The Town of Cary is located in Wood County, Wisconsin, United States. The population was 406 at the time of the 2020 census.

==Geography==
According to the United States Census Bureau, the town has a total area of 35.2 square miles (91.0 km^{2}), of which 35.0 square miles (90.7 km^{2}) is land and 0.1 square mile (0.3 km^{2}) (0.34%) is water.

==History==
In the summer of 1851 a crew working for the U.S. government surveyed the outline of the six mile square that would become Cary. That December another crew marked all the section corners, walking through the woods and wading the swamps, measuring with chain and compass. When done, the deputy surveyor filed this general description:
The surface of this Township is generally level. Except in the Northern Part which is somewhat Rolling. There is considerable sandstone in the Northern Part. the soil is generally 2d rate Although in the North Eastern Part there is some good farming Land; the timber is mostly sugar Oak Linn Tamarack & Pine. Alders in the swamps the streams are fed by the swamps and are not durable during times of drowth.

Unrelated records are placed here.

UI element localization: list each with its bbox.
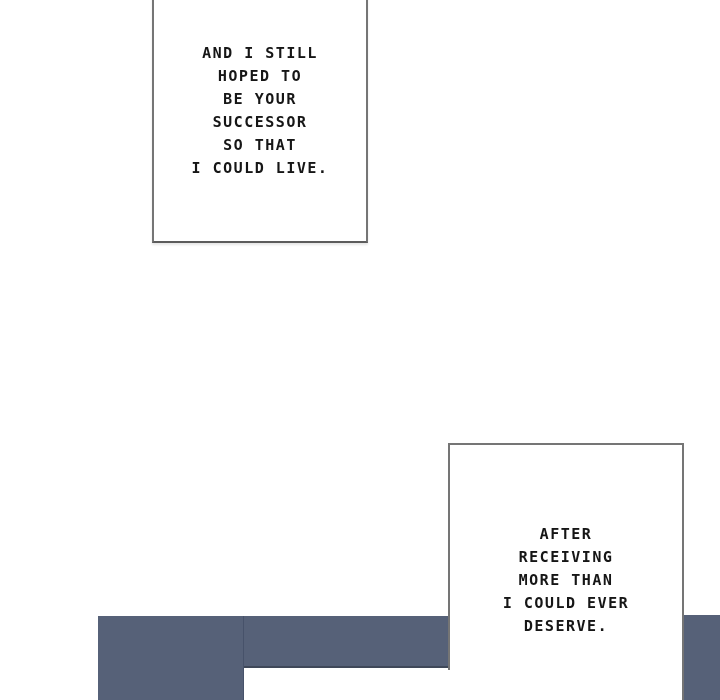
comic-page: AND I STILL HOPED TO BE YOUR SUCCESSOR S… (0, 0, 720, 700)
caption-line: I COULD LIVE. (154, 157, 366, 180)
caption-line: HOPED TO (154, 65, 366, 88)
caption-box-1-text: AND I STILL HOPED TO BE YOUR SUCCESSOR S… (154, 42, 366, 180)
caption-line: RECEIVING (450, 546, 682, 569)
panel-shape-strip-right (684, 615, 720, 700)
caption-line: AND I STILL (154, 42, 366, 65)
caption-line: MORE THAN (450, 569, 682, 592)
caption-line: I COULD EVER (450, 592, 682, 615)
border-fade-patch (446, 670, 452, 700)
caption-box-2: AFTER RECEIVING MORE THAN I COULD EVER D… (448, 443, 684, 700)
caption-line: SO THAT (154, 134, 366, 157)
caption-line: AFTER (450, 523, 682, 546)
caption-line: BE YOUR (154, 88, 366, 111)
caption-box-1: AND I STILL HOPED TO BE YOUR SUCCESSOR S… (152, 0, 368, 243)
caption-line: SUCCESSOR (154, 111, 366, 134)
panel-shape-leg-bottom-left (98, 616, 244, 700)
caption-box-2-text: AFTER RECEIVING MORE THAN I COULD EVER D… (450, 523, 682, 638)
caption-line: DESERVE. (450, 615, 682, 638)
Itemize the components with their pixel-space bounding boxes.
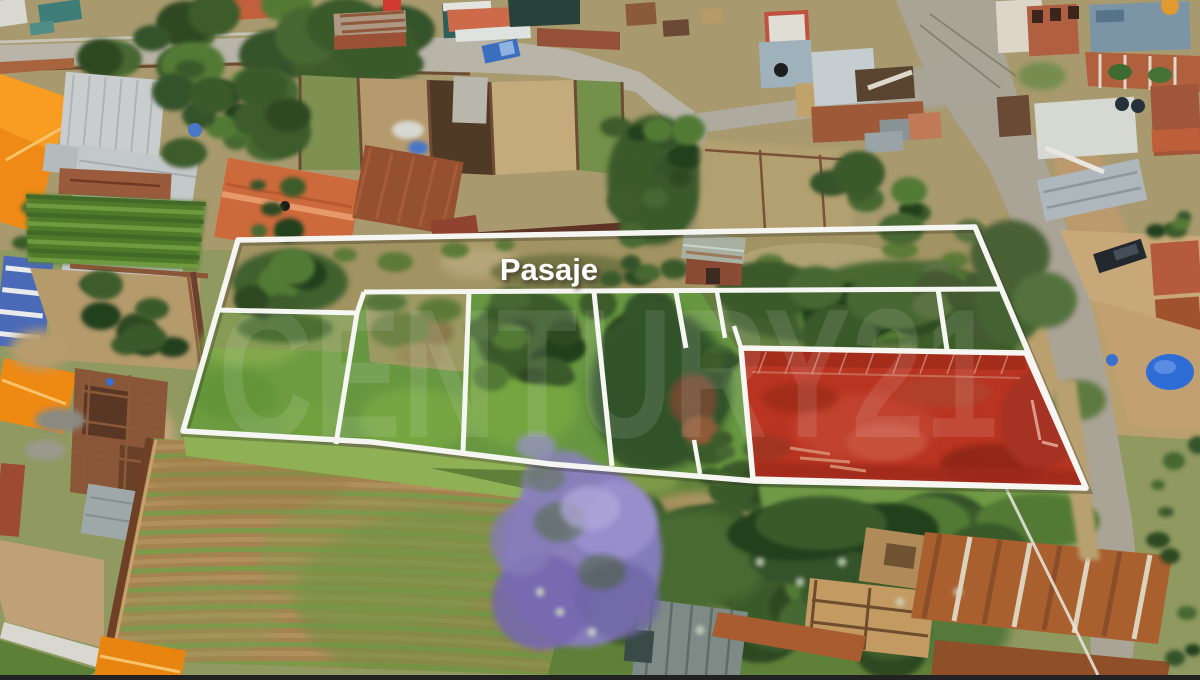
svg-text:CENTURY21: CENTURY21 bbox=[218, 270, 998, 476]
svg-text:Pasaje: Pasaje bbox=[500, 252, 598, 287]
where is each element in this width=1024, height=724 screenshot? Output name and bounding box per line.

The town of Cary was split off from the town of Wood in 1901 and named after "Cary", a now-extinct railroad depot within its borders.

==Demographics==
As of the census of 2000, there were 398 people, 162 households, and 121 families residing in the town. The population density was 11.4 people per square mile (4.4/km^{2}). There were 228 housing units at an average density of 6.5 per square mile (2.5/km^{2}). The racial makeup of the town was 96.98% White, 2.26% Asian, 0.25% from other races, and 0.50% from two or more races. Hispanic or Latino of any race were 0.25% of the population.

There were 162 households, out of which 32.7% had children under the age of 18 living with them, 63.0% were married couples living together, 7.4% had a female householder with no husband present, and 25.3% were non-families. 21.0% of all households were made up of individuals, and 6.8% had someone living alone who was 65 years of age or older. The average household size was 2.46 and the average family size was 2.83.

In the town, the population was spread out, with 23.6% under the age of 18, 5.3% from 18 to 24, 25.6% from 25 to 44, 28.1% from 45 to 64, and 17.3% who were 65 years of age or older. The median age was 42 years. For every 100 females, there were 103.1 males. For every 100 females age 18 and over, there were 105.4 males.

The median income for a household in the town was $38,125, and the median income for a family was $44,107. Males had a median income of $33,750 versus $25,179 for females. The per capita income for the town was $18,043. About 4.9% of families and 2.5% of the population were below the poverty line, including 1.0% of those under age 18 and none of those age 65 or over.